FLEA COLLARS AND WIG SCRATCHERS

Many people in 16th-century Europe would wear collars of fur about their necks and shoulders to lure the countless fleas away from their bodies and clothes. By the 18th century, women’s elaborate hairstyles were veritable hives of vermin—a problem only worsened by the copious amounts of fat and flour they applied to their elaborate hairstyles. Because of this, it was common to find long metal scratching tools placed alongside the silverware at the dinner table, so that the ladies had a means of relief.

CORK-MOUTHED PARADE FLOATS

Some fashions compensated for disfiguring medical conditions. Eighteenth-century Europe was a time of unprecedented artifice in fashion—people in the upper classes were essentially ambulatory theater sets, dripping with props. Makeup was caked on to smooth out their smallpox-ravaged faces. They would even try to smooth out their features from the inside as well: Most people lost their teeth at a shockingly young age, and as a result their cheeks would cave in. To counter this, they used small lumps of cork, called plumpers, which were stuffed into their cheeks. This affected the way they spoke, which soon became fashionable, even among those who still had teeth.

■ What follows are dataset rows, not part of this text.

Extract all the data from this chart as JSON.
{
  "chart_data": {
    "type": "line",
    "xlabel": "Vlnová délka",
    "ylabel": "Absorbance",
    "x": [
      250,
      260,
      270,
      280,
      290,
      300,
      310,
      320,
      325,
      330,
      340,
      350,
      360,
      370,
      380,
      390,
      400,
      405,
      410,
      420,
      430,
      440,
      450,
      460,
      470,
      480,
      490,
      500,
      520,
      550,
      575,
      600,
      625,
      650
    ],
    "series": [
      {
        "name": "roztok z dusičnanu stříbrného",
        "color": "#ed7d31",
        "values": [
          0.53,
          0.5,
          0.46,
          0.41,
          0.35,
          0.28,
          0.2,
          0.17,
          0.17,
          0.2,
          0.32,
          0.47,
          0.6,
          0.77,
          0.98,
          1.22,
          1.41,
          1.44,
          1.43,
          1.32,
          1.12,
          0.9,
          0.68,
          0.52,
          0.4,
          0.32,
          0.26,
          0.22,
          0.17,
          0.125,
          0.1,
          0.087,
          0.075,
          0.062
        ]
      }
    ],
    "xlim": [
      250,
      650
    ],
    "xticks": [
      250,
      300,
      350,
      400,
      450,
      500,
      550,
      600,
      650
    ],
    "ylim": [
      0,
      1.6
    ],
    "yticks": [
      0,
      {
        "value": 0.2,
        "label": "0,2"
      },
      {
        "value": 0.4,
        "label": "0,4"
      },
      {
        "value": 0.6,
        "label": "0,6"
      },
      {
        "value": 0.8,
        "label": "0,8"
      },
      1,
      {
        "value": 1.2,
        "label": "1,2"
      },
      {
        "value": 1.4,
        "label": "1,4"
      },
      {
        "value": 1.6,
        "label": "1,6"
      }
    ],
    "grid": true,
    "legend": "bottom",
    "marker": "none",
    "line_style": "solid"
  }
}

Of course, the list of such extremes in fashion is endless: children of political rivals kidnapped and horrifically mutilated for the amusement of royal courts, kids raised inside large vases to conform to their shape, men castrated to preserve their higher singing range, guillotine parties at which women wore cropped hair and red ribbons around their necks… you name it. Corny, tattooed catmen notwithstanding, people of our time are unusually tame with their style choices: Fashion Week has nothing on the Comprachicos. But who knows: If times continue to get more precarious, fashions might get weird again, fast. We might be shooting each other in the streets in five years, but our placenta-fan headdresses will look pretty damn fetching.